We are  monitoring a BGP peering flap for a fraction of seconds approximately every three days for a particular neighbor. We are seeing this behavior consistently for a Month.

Jun 10 08:55:15.566 NST: bgp[1041]: %ROUTING-BGP-5-ADJCHANGE : neighbor x.x.x.x Down - BGP Notification received, configuration change (VRF: default)
Jun 10 08:55:15.565 NST: bgp[1041]: %ROUTING-BGP-5-NBR_NSR_DISABLED_STANDBY : NSR disabled on neighbor x.x.x.x on standby due to BGP Notification received (VRF: default)

Would like to know what does the error messge indicates  "BGP Notification received, configuration change"

3 Replies 3

skondala
Cisco Employee
Cisco Employee

there was a configuration chnage on BGP from other side

Reagrds, Satish.

Yes. I understand but there is no configuration change from the other side.
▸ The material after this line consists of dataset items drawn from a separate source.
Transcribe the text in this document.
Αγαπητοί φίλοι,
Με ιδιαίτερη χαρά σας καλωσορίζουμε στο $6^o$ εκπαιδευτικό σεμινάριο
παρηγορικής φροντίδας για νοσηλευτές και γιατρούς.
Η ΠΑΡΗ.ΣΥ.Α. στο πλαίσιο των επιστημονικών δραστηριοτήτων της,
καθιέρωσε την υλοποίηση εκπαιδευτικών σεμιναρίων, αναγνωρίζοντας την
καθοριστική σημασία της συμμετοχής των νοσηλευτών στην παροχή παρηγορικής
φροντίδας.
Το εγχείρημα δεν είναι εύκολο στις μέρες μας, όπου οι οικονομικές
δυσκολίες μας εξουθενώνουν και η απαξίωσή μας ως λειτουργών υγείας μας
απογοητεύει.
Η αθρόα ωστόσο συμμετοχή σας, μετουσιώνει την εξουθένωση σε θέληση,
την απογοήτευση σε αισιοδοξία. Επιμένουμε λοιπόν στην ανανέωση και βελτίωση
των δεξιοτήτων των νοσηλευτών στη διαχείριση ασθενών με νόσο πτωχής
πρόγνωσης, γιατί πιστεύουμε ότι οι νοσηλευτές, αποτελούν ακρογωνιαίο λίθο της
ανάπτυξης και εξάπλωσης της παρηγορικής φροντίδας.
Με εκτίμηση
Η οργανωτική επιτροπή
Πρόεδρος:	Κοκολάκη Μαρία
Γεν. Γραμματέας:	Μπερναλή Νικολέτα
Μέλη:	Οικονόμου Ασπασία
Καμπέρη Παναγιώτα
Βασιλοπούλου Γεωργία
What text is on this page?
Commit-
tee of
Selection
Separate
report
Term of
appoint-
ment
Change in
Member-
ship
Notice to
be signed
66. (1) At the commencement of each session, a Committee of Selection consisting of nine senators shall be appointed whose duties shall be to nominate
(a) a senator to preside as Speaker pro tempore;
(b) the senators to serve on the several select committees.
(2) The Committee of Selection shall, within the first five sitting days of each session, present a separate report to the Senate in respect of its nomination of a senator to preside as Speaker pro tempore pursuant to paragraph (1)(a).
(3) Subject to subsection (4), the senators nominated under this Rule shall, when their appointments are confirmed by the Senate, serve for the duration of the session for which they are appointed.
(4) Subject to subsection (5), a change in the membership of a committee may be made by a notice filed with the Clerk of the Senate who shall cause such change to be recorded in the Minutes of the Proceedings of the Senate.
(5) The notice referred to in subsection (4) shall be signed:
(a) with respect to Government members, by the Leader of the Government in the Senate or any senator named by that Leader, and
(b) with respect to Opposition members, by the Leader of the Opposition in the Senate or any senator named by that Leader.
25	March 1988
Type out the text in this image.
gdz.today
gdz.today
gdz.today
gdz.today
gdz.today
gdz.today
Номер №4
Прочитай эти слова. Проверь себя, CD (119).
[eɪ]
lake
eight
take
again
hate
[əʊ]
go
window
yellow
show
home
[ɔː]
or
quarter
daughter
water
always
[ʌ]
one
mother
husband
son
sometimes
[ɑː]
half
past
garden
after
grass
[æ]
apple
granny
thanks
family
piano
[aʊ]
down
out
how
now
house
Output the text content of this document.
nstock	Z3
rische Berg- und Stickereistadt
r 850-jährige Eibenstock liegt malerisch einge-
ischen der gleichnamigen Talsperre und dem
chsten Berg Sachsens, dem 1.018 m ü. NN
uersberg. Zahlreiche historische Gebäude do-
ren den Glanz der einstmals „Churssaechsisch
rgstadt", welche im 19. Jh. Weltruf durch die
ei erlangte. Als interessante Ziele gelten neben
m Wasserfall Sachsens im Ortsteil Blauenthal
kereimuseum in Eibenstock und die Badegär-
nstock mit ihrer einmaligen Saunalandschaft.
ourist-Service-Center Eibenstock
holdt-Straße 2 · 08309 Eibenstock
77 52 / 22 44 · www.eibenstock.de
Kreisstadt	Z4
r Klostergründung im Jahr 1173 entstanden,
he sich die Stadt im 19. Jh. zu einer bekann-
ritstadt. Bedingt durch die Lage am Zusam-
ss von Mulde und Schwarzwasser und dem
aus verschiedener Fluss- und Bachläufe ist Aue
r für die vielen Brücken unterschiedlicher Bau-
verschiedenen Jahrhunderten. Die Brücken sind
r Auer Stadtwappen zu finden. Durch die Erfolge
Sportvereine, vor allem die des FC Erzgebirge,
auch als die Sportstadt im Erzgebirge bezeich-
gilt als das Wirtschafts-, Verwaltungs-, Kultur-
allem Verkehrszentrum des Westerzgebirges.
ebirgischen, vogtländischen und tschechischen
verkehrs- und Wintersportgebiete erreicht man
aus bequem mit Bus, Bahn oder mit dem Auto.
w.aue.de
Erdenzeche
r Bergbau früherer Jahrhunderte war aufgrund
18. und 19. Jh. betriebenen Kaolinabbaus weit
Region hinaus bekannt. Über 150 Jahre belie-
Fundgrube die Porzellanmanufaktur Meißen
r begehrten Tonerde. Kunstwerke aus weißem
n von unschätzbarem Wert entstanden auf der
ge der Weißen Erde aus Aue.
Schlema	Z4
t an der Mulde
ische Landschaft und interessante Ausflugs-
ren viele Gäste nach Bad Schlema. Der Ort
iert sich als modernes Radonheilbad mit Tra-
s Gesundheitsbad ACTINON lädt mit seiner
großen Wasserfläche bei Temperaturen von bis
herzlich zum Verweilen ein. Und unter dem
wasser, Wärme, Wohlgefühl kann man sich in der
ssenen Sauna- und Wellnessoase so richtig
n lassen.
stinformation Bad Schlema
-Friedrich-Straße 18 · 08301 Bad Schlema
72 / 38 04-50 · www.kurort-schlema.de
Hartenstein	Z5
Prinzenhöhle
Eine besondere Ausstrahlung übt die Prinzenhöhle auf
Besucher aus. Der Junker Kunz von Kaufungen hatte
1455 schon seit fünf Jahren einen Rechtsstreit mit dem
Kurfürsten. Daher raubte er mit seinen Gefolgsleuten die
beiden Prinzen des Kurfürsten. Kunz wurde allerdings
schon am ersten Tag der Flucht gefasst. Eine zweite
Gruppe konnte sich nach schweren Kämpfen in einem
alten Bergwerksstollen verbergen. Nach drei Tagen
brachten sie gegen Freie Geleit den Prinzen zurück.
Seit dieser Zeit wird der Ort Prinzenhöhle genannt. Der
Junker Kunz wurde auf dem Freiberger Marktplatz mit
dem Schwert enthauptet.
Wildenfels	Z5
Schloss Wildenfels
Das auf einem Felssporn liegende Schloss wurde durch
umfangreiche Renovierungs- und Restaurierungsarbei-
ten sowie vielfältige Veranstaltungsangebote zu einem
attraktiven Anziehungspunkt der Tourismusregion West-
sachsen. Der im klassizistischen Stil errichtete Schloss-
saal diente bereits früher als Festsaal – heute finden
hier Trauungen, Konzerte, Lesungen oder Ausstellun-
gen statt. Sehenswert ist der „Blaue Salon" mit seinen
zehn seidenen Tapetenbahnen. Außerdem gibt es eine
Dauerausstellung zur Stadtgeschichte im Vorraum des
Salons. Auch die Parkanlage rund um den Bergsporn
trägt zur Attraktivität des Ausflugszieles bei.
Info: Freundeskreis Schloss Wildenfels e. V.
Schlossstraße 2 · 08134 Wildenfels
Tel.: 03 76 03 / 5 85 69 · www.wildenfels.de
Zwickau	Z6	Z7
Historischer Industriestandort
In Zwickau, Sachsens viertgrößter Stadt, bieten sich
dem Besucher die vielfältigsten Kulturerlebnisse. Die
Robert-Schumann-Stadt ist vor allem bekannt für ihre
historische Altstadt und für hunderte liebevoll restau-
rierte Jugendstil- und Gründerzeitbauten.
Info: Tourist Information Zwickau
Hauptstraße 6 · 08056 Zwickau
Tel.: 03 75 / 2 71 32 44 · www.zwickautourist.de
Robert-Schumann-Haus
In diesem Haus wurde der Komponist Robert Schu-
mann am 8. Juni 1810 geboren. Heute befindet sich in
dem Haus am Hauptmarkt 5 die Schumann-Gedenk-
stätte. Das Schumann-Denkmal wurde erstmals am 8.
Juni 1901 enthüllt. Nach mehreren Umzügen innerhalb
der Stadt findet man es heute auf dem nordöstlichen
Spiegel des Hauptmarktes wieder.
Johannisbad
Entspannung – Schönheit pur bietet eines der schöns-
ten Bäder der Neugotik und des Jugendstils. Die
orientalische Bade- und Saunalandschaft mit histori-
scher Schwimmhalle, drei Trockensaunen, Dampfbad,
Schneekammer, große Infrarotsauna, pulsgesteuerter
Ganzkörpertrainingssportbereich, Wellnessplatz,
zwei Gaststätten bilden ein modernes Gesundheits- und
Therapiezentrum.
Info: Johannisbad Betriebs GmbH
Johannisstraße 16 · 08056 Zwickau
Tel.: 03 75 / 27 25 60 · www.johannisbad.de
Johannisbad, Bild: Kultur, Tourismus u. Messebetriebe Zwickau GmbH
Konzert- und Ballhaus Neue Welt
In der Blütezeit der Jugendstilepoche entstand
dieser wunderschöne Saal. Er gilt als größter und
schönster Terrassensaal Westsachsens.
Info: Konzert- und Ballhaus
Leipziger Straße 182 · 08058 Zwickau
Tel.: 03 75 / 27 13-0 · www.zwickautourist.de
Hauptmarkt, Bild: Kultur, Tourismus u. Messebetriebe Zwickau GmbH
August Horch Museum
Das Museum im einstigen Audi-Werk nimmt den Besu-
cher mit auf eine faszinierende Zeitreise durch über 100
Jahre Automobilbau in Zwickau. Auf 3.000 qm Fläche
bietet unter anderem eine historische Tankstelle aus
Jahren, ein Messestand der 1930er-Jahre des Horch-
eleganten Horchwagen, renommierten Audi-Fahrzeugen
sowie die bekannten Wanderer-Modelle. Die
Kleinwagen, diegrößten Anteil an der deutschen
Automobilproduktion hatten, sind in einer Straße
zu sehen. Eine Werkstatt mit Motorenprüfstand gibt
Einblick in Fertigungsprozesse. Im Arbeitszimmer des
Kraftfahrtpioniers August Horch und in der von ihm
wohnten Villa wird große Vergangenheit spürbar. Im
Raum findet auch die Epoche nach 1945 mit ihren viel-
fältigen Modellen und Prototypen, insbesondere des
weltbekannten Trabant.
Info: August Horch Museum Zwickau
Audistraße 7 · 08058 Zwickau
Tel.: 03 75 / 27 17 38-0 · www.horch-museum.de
But still we are facing a fraction of second BGP flap with above mentioned down notification once for every 3 days.

Please assist.

There might be a clue in the bgp trace on the device that experienced this condition:

show bgp trace and look around the time of the notification down.

Depending on what is on the other side, I think that hte investigation is better done on that node as that was the originator of the change hence bringing the peer down.

This can be as simple as an address family add or remove, things like that. When capabilities of a peer change, they have to bring down the peering since they are only sent in the OPEN message.

IF it is very periodic, I would also verify and check what might be happening during those time windows, especially on the peer. Maybe there is a config script that could induce things.

If that peer is an XR device, the bgp trace will be very helpful in that regard.

If itis an IOS device, then maybe you need to keep running some debug bgp event for around the time that you expect this flap, and a syslog analysis (sh log) around that time for clues.